The Government and the Public Service Association have accused Act MP Muriel Newman of being ridiculous and misleading by claiming that confidential payouts were extravagant golden handshakes.
Dr Newman has revealed that a total of $4,173,577 was paid out to 330 public service employees since the Labour-led Government came to power.
She
said Labour was hypocritical because it had whipped up concern about secret golden handshakes before the last election and had campaigned on a promise to enforce greater control and transparency.
Prime Minister Helen Clark said Dr Newman had made a "song and dance" about what in effect was an average payment of $11,000, "which is hardly unusual with redundancy and personal grievance settlements".

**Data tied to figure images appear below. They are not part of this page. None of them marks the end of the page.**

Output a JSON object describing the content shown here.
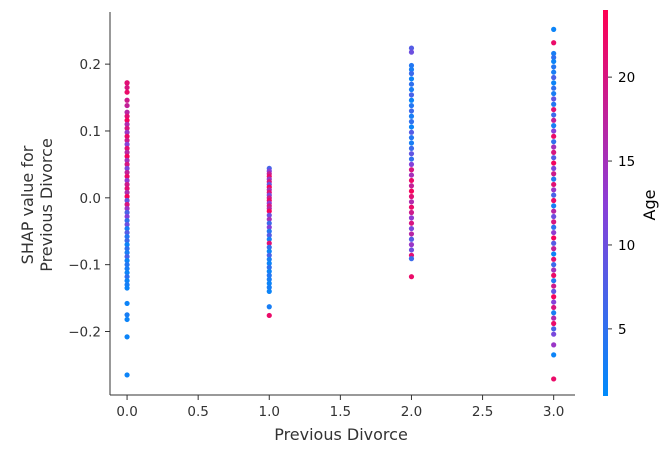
{
  "chart_data": {
    "type": "scatter",
    "xlabel": "Previous Divorce",
    "ylabel_lines": [
      "SHAP value for",
      "Previous Divorce"
    ],
    "x_ticks": [
      "0.0",
      "0.5",
      "1.0",
      "1.5",
      "2.0",
      "2.5",
      "3.0"
    ],
    "y_ticks": [
      "−0.2",
      "−0.1",
      "0.0",
      "0.1",
      "0.2"
    ],
    "xlim": [
      -0.12,
      3.15
    ],
    "ylim": [
      -0.295,
      0.278
    ],
    "colorbar": {
      "title": "Age",
      "ticks": [
        "5",
        "10",
        "15",
        "20"
      ],
      "range": [
        1,
        24
      ],
      "low_color": "#008bfb",
      "high_color": "#ff0052"
    },
    "grid": false,
    "series": [
      {
        "x": 0,
        "points": [
          [
            0.172,
            22
          ],
          [
            0.172,
            21
          ],
          [
            0.165,
            20
          ],
          [
            0.158,
            22
          ],
          [
            0.146,
            19
          ],
          [
            0.138,
            18
          ],
          [
            0.128,
            17
          ],
          [
            0.122,
            21
          ],
          [
            0.116,
            23
          ],
          [
            0.11,
            16
          ],
          [
            0.104,
            20
          ],
          [
            0.098,
            14
          ],
          [
            0.092,
            22
          ],
          [
            0.086,
            19
          ],
          [
            0.08,
            12
          ],
          [
            0.074,
            21
          ],
          [
            0.068,
            17
          ],
          [
            0.062,
            23
          ],
          [
            0.056,
            15
          ],
          [
            0.05,
            20
          ],
          [
            0.044,
            11
          ],
          [
            0.038,
            18
          ],
          [
            0.032,
            22
          ],
          [
            0.026,
            13
          ],
          [
            0.02,
            19
          ],
          [
            0.014,
            21
          ],
          [
            0.008,
            16
          ],
          [
            0.002,
            23
          ],
          [
            -0.004,
            9
          ],
          [
            -0.01,
            20
          ],
          [
            -0.016,
            14
          ],
          [
            -0.022,
            7
          ],
          [
            -0.028,
            12
          ],
          [
            -0.034,
            5
          ],
          [
            -0.04,
            10
          ],
          [
            -0.046,
            3
          ],
          [
            -0.052,
            8
          ],
          [
            -0.058,
            4
          ],
          [
            -0.064,
            6
          ],
          [
            -0.07,
            2
          ],
          [
            -0.076,
            5
          ],
          [
            -0.082,
            3
          ],
          [
            -0.088,
            7
          ],
          [
            -0.094,
            2
          ],
          [
            -0.1,
            4
          ],
          [
            -0.106,
            3
          ],
          [
            -0.112,
            2
          ],
          [
            -0.118,
            5
          ],
          [
            -0.124,
            2
          ],
          [
            -0.13,
            3
          ],
          [
            -0.135,
            2
          ],
          [
            -0.158,
            2
          ],
          [
            -0.175,
            3
          ],
          [
            -0.182,
            2
          ],
          [
            -0.208,
            2
          ],
          [
            -0.265,
            2
          ]
        ]
      },
      {
        "x": 1,
        "points": [
          [
            0.044,
            7
          ],
          [
            0.04,
            12
          ],
          [
            0.036,
            18
          ],
          [
            0.032,
            22
          ],
          [
            0.028,
            14
          ],
          [
            0.024,
            20
          ],
          [
            0.02,
            9
          ],
          [
            0.016,
            23
          ],
          [
            0.012,
            16
          ],
          [
            0.008,
            21
          ],
          [
            0.004,
            11
          ],
          [
            0.0,
            19
          ],
          [
            -0.004,
            22
          ],
          [
            -0.008,
            13
          ],
          [
            -0.012,
            20
          ],
          [
            -0.016,
            17
          ],
          [
            -0.02,
            23
          ],
          [
            -0.026,
            10
          ],
          [
            -0.032,
            15
          ],
          [
            -0.038,
            6
          ],
          [
            -0.044,
            12
          ],
          [
            -0.05,
            4
          ],
          [
            -0.056,
            8
          ],
          [
            -0.062,
            3
          ],
          [
            -0.068,
            21
          ],
          [
            -0.074,
            5
          ],
          [
            -0.08,
            2
          ],
          [
            -0.086,
            7
          ],
          [
            -0.092,
            3
          ],
          [
            -0.098,
            2
          ],
          [
            -0.104,
            5
          ],
          [
            -0.11,
            2
          ],
          [
            -0.116,
            4
          ],
          [
            -0.122,
            3
          ],
          [
            -0.128,
            2
          ],
          [
            -0.134,
            3
          ],
          [
            -0.14,
            2
          ],
          [
            -0.163,
            3
          ],
          [
            -0.176,
            22
          ]
        ]
      },
      {
        "x": 2,
        "points": [
          [
            0.224,
            8
          ],
          [
            0.218,
            10
          ],
          [
            0.198,
            4
          ],
          [
            0.192,
            3
          ],
          [
            0.186,
            6
          ],
          [
            0.178,
            2
          ],
          [
            0.17,
            5
          ],
          [
            0.162,
            3
          ],
          [
            0.154,
            7
          ],
          [
            0.146,
            2
          ],
          [
            0.138,
            4
          ],
          [
            0.13,
            6
          ],
          [
            0.122,
            3
          ],
          [
            0.114,
            5
          ],
          [
            0.106,
            2
          ],
          [
            0.098,
            8
          ],
          [
            0.09,
            4
          ],
          [
            0.082,
            3
          ],
          [
            0.074,
            6
          ],
          [
            0.066,
            9
          ],
          [
            0.058,
            5
          ],
          [
            0.05,
            12
          ],
          [
            0.042,
            20
          ],
          [
            0.034,
            15
          ],
          [
            0.026,
            22
          ],
          [
            0.018,
            18
          ],
          [
            0.01,
            23
          ],
          [
            0.002,
            21
          ],
          [
            -0.006,
            16
          ],
          [
            -0.014,
            22
          ],
          [
            -0.022,
            19
          ],
          [
            -0.03,
            13
          ],
          [
            -0.038,
            20
          ],
          [
            -0.046,
            11
          ],
          [
            -0.054,
            17
          ],
          [
            -0.062,
            8
          ],
          [
            -0.07,
            14
          ],
          [
            -0.078,
            10
          ],
          [
            -0.086,
            21
          ],
          [
            -0.091,
            6
          ],
          [
            -0.118,
            22
          ]
        ]
      },
      {
        "x": 3,
        "points": [
          [
            0.252,
            2
          ],
          [
            0.232,
            22
          ],
          [
            0.216,
            3
          ],
          [
            0.21,
            5
          ],
          [
            0.204,
            2
          ],
          [
            0.196,
            4
          ],
          [
            0.188,
            3
          ],
          [
            0.18,
            7
          ],
          [
            0.172,
            2
          ],
          [
            0.164,
            5
          ],
          [
            0.156,
            3
          ],
          [
            0.148,
            9
          ],
          [
            0.14,
            4
          ],
          [
            0.132,
            21
          ],
          [
            0.124,
            6
          ],
          [
            0.116,
            18
          ],
          [
            0.108,
            3
          ],
          [
            0.1,
            12
          ],
          [
            0.092,
            22
          ],
          [
            0.084,
            5
          ],
          [
            0.076,
            15
          ],
          [
            0.068,
            20
          ],
          [
            0.06,
            8
          ],
          [
            0.052,
            23
          ],
          [
            0.044,
            11
          ],
          [
            0.036,
            19
          ],
          [
            0.028,
            4
          ],
          [
            0.02,
            21
          ],
          [
            0.012,
            14
          ],
          [
            0.004,
            7
          ],
          [
            -0.004,
            22
          ],
          [
            -0.012,
            3
          ],
          [
            -0.02,
            17
          ],
          [
            -0.028,
            10
          ],
          [
            -0.036,
            20
          ],
          [
            -0.044,
            5
          ],
          [
            -0.052,
            13
          ],
          [
            -0.06,
            23
          ],
          [
            -0.068,
            8
          ],
          [
            -0.076,
            18
          ],
          [
            -0.084,
            2
          ],
          [
            -0.092,
            21
          ],
          [
            -0.1,
            6
          ],
          [
            -0.108,
            15
          ],
          [
            -0.116,
            22
          ],
          [
            -0.124,
            4
          ],
          [
            -0.132,
            19
          ],
          [
            -0.14,
            9
          ],
          [
            -0.148,
            23
          ],
          [
            -0.156,
            12
          ],
          [
            -0.164,
            20
          ],
          [
            -0.172,
            3
          ],
          [
            -0.18,
            16
          ],
          [
            -0.188,
            22
          ],
          [
            -0.196,
            7
          ],
          [
            -0.204,
            11
          ],
          [
            -0.22,
            14
          ],
          [
            -0.235,
            2
          ],
          [
            -0.271,
            22
          ]
        ]
      }
    ]
  }
}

This sum paled into insignificance when compared with payouts made under National, including the $6 million TVNZ paid newsreader John Hawkesby; the more than $800,000 paid to two Tourism Board members and a chief executive; the more than $800,000 paid to former Fire Service Commission chairman Roger Estall and four other senior Fire Service chiefs; and the more than $200,000 given to a former Qualifications Authority boss.
All employers faced personal grievance and redundancy costs from time to time and meeting them in an appropriate way was not what the Labour Party denounced when it campaigned against National's "culture of extravagance", Helen Clark said.
State Services Minister Trevor Mallard said Dr Newman was blowing the issue out of proportion.
"In Opposition we campaigned against extravagant payments made in the public sector like the $579,000 to former Tourism Board chief executive Paul Winter and the $340,000 to two Tourism Board members because of former tourism minister Murray McCully's inappropriate interferences in board matters."
PSA national secretary Richard Wagstaff said the term "golden handshake" was misleading.
"These are legitimate payments made as part of employment settlements, for example in severance, redundancy or personal grievance cases."